In order for the nervous system to develop and function normally, many processes must occur. Neurons must be spaced appropriately, they must send out axons and dendrites that extend through the tissue to develop arbors and find targets, and they must form synapses to communicate with partners. Defects at any of these points can lead to dysfunction and neurodevelopmental disorders. The Down syndrome cell adhesion molecule (Dscam) gene is on the region of chromosome 21 that is associated with trisomies in Down syndrome. In the mouse retina, Dscam and the very similar Dscam Like (DscamL1) are involved in adhesive masking, a cellular process important for self-avoidance, allowing cell spacing and dendrite arborization. The Dscams are also involved in some aspects of synapse development. There are a few proteins known to interact with the Dscams: Pak1 (p21-activated kinase) can be activated by Dscam, and the MAGI (membrane- associated guanylate kinase with inverted domain structure) family of scaffolding molecules interacts with the c-terminus of the Dscams.

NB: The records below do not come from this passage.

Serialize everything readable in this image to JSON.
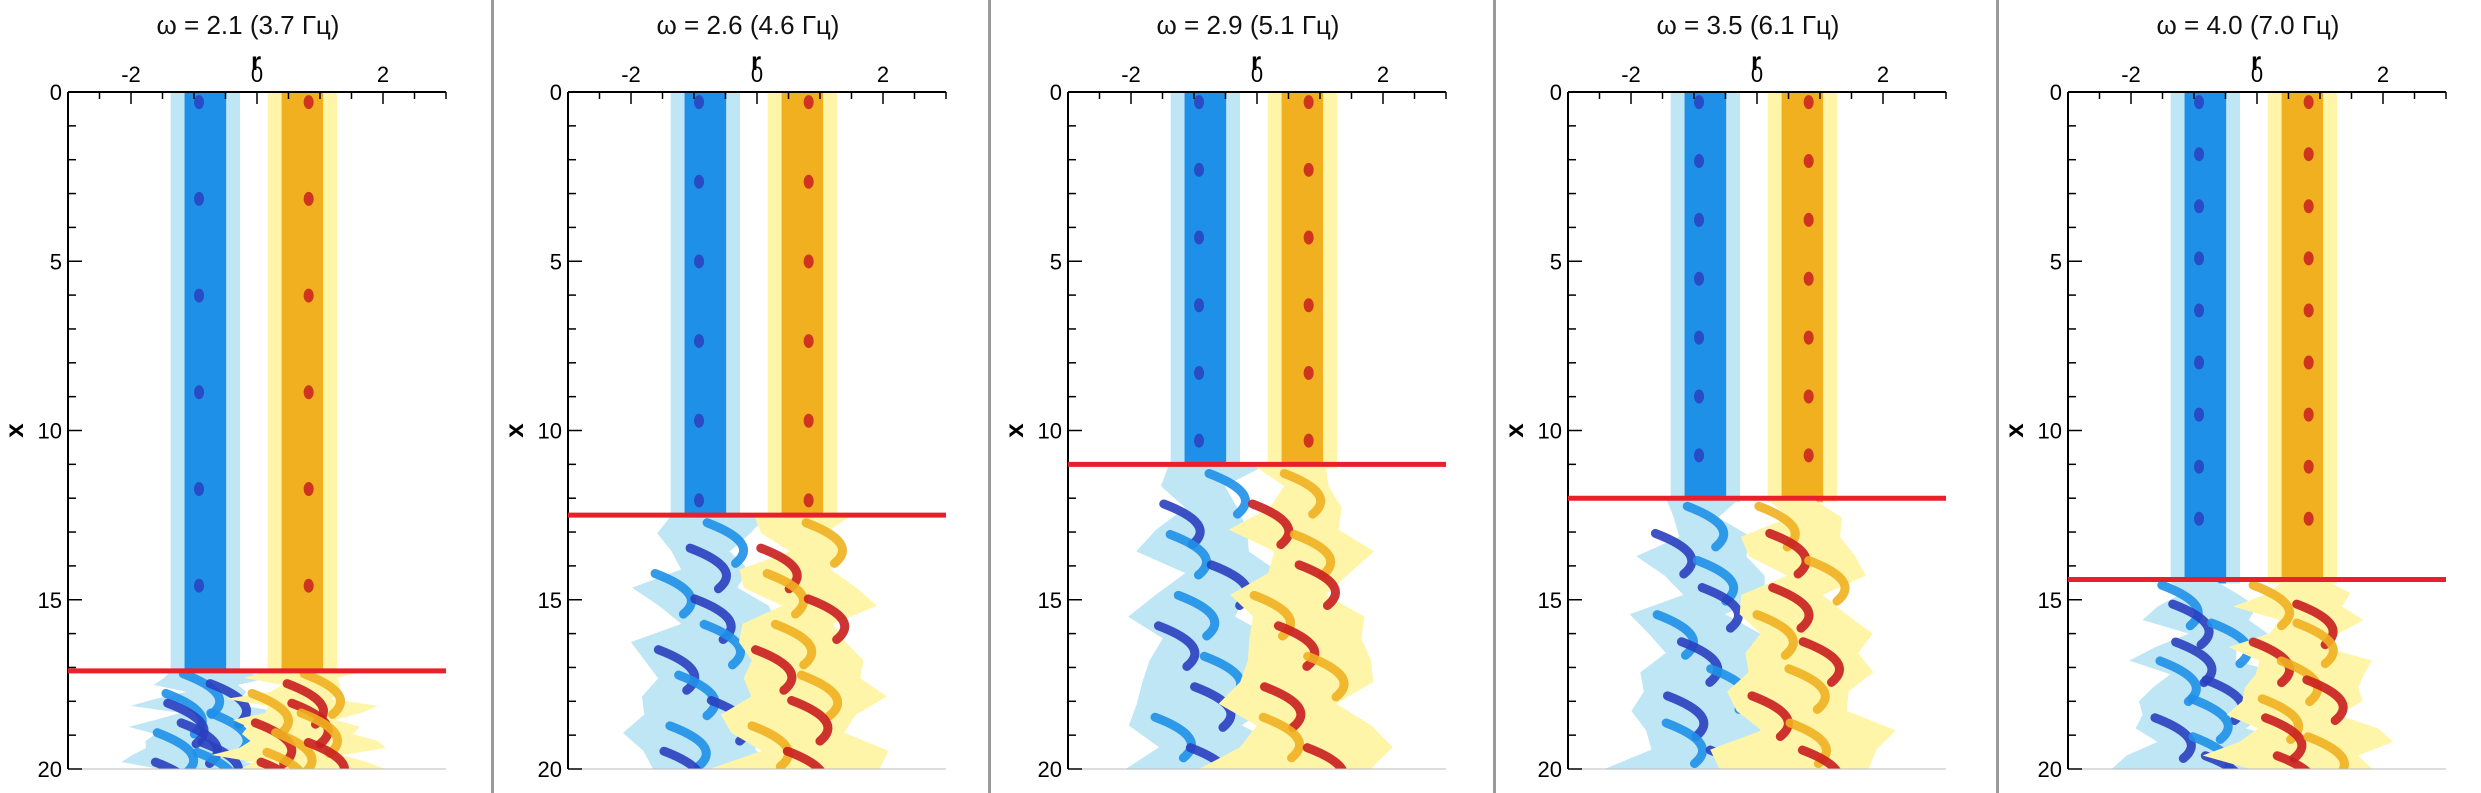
{
  "chart_data": [
    {
      "type": "heatmap",
      "title": "ω = 2.1 (3.7 Гц)",
      "xlabel": "r",
      "ylabel": "x",
      "xlim": [
        -3,
        3
      ],
      "ylim": [
        0,
        20
      ],
      "y_inverted": true,
      "x_ticks": [
        "-2",
        "0",
        "2"
      ],
      "y_ticks": [
        "0",
        "5",
        "10",
        "15",
        "20"
      ],
      "colormap": "blue-white-red diverging",
      "transition_line_x": 17.1,
      "transition_line_color": "#e8202a"
    },
    {
      "type": "heatmap",
      "title": "ω = 2.6 (4.6 Гц)",
      "xlabel": "r",
      "ylabel": "x",
      "xlim": [
        -3,
        3
      ],
      "ylim": [
        0,
        20
      ],
      "y_inverted": true,
      "x_ticks": [
        "-2",
        "0",
        "2"
      ],
      "y_ticks": [
        "0",
        "5",
        "10",
        "15",
        "20"
      ],
      "colormap": "blue-white-red diverging",
      "transition_line_x": 12.5,
      "transition_line_color": "#e8202a"
    },
    {
      "type": "heatmap",
      "title": "ω = 2.9 (5.1 Гц)",
      "xlabel": "r",
      "ylabel": "x",
      "xlim": [
        -3,
        3
      ],
      "ylim": [
        0,
        20
      ],
      "y_inverted": true,
      "x_ticks": [
        "-2",
        "0",
        "2"
      ],
      "y_ticks": [
        "0",
        "5",
        "10",
        "15",
        "20"
      ],
      "colormap": "blue-white-red diverging",
      "transition_line_x": 11.0,
      "transition_line_color": "#e8202a"
    },
    {
      "type": "heatmap",
      "title": "ω = 3.5 (6.1 Гц)",
      "xlabel": "r",
      "ylabel": "x",
      "xlim": [
        -3,
        3
      ],
      "ylim": [
        0,
        20
      ],
      "y_inverted": true,
      "x_ticks": [
        "-2",
        "0",
        "2"
      ],
      "y_ticks": [
        "0",
        "5",
        "10",
        "15",
        "20"
      ],
      "colormap": "blue-white-red diverging",
      "transition_line_x": 12.0,
      "transition_line_color": "#e8202a"
    },
    {
      "type": "heatmap",
      "title": "ω = 4.0 (7.0 Гц)",
      "xlabel": "r",
      "ylabel": "x",
      "xlim": [
        -3,
        3
      ],
      "ylim": [
        0,
        20
      ],
      "y_inverted": true,
      "x_ticks": [
        "-2",
        "0",
        "2"
      ],
      "y_ticks": [
        "0",
        "5",
        "10",
        "15",
        "20"
      ],
      "colormap": "blue-white-red diverging",
      "transition_line_x": 14.4,
      "transition_line_color": "#e8202a"
    }
  ],
  "colors": {
    "separator": "#9a9a9a",
    "vorticity_negative": "#1e90e8",
    "vorticity_negative_strong": "#2a3fbf",
    "vorticity_positive": "#f0b020",
    "vorticity_positive_strong": "#c81e1e",
    "halo_negative": "#bfe6f5",
    "halo_positive": "#fff5a8"
  }
}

The aim of the experiments described in this proposal is to elucidate the signaling mechanisms downstream of the Dscams during adhesive masking and synapse development. The overall hypothesis is that Dscams regulate adhesive masking early in development through activation of Pak1, and are important for synapse maturation later in development through interactions with the MAGI proteins. To test this hypothesis, retina ganglion cells will be cultured in a system that allows the assessment of adhesive masking and the manipulation of gene expression. Experiments will also be performed in the mouse by making new mouse lines in which Dscam and DscamL1 have targeted mutations that do not allow the proteins to interact with the MAGIs. It is expected that the results will show that the Dscams carry out their different functions through distinct signaling mechanisms. These findings will have implications for the mechanisms of the Dscams'possible role in the pathology of Down syndrome and other neurodevelopmental disorders including congenital retinopathies.

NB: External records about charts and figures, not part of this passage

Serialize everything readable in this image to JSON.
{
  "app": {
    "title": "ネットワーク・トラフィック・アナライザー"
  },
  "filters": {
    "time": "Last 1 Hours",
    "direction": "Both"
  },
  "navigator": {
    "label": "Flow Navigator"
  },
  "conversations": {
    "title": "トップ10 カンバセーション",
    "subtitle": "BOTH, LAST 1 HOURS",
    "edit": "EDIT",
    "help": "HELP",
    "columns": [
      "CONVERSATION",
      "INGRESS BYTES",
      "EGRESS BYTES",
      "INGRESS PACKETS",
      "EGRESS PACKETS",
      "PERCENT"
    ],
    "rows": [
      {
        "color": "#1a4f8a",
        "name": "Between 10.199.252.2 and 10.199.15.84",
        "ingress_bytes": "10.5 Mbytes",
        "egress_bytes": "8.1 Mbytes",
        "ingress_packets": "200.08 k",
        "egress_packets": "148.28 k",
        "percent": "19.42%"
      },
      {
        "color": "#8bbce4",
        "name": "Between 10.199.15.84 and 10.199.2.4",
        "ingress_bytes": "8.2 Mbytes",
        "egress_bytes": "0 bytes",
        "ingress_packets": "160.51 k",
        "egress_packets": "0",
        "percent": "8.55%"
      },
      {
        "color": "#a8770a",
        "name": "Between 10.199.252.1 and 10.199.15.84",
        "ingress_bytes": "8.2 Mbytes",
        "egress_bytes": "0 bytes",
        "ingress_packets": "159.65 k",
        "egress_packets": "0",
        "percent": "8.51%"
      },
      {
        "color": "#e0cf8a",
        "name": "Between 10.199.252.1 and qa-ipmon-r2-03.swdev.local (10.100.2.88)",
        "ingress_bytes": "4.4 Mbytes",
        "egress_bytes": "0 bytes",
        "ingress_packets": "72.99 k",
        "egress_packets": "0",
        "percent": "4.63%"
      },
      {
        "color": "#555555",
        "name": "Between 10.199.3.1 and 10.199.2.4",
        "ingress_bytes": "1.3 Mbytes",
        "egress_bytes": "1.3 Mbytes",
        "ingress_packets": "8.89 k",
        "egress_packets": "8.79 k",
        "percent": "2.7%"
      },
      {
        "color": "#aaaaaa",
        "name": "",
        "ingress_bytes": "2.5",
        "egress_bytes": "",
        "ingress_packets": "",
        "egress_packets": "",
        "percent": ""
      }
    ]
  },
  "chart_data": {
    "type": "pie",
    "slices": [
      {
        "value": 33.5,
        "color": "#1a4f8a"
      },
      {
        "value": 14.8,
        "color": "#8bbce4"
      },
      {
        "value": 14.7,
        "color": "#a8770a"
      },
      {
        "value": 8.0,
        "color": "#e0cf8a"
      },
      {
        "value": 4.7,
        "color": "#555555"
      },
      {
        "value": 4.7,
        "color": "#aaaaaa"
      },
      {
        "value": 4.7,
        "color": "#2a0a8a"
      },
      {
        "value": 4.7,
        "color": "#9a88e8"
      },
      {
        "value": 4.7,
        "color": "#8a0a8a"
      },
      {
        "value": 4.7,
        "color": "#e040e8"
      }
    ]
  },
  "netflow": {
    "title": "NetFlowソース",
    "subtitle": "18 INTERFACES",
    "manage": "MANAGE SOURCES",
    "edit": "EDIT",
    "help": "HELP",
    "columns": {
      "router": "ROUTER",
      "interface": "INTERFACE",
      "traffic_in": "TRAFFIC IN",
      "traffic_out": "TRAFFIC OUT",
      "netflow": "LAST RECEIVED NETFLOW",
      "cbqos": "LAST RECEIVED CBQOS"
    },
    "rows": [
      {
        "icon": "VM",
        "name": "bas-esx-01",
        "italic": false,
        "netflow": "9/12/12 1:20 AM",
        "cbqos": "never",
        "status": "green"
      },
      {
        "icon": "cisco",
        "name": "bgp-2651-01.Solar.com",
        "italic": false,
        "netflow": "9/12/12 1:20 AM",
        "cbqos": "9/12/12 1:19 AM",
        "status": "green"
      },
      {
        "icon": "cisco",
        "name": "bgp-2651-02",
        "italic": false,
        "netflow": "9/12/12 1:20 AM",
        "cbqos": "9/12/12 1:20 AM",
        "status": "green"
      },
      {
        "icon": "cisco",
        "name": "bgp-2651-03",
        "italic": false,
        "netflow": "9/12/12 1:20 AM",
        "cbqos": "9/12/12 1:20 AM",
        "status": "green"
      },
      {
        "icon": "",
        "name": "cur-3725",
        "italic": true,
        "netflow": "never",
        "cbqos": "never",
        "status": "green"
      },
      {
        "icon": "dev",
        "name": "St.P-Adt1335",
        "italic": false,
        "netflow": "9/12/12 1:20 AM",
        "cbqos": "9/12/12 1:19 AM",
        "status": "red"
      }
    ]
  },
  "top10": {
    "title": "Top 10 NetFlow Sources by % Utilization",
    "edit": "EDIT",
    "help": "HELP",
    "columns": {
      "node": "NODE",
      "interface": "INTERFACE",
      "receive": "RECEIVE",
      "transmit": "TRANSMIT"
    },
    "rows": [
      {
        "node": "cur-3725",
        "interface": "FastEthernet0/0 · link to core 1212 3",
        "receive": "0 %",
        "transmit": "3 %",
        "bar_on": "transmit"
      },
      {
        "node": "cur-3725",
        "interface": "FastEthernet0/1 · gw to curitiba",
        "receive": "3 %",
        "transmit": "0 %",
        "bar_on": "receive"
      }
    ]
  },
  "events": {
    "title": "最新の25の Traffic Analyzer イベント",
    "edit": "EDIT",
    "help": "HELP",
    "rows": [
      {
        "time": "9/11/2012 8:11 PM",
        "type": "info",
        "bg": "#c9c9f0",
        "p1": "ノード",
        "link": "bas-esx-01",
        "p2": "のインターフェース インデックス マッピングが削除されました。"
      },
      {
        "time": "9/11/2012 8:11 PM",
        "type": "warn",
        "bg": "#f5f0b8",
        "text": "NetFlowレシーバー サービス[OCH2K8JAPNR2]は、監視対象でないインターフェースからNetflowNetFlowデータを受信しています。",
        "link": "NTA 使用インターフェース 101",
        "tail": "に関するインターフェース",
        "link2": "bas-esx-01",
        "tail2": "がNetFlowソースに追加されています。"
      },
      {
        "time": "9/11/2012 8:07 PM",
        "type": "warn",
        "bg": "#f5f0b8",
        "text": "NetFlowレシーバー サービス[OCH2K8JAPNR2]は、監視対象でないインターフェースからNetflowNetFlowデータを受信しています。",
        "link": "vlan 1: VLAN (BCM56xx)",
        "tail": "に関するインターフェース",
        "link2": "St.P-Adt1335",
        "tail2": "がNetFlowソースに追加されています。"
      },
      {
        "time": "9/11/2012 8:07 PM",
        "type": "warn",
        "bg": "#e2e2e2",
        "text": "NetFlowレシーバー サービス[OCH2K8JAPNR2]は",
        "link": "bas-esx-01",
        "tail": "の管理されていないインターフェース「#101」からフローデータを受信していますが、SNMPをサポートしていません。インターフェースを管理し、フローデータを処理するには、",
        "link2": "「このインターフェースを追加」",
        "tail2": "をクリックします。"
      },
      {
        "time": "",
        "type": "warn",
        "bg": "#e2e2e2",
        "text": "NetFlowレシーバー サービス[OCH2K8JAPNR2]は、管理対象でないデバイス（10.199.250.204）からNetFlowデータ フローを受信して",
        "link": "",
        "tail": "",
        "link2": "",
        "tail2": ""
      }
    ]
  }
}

The aim of this proposal is to study the molecular mechanisms by which the mouse ortholog of Down syndrome cell adhesion molecule (Dscam) and the similar Dscam Like (DscamL1) function in the cellular recognition events that direct retinal development. In humans, Dscam is in region of Chromosome 21 associated with Down syndrome trisomies, and understanding the basic molecular mechanisms of the Dscams'function will help to define its possible role in the phenotypes associated with Down syndrome and other neurodevelopmental disorders. Studying these mechanisms in the retina may provide insight into human congenital retinopathies as well.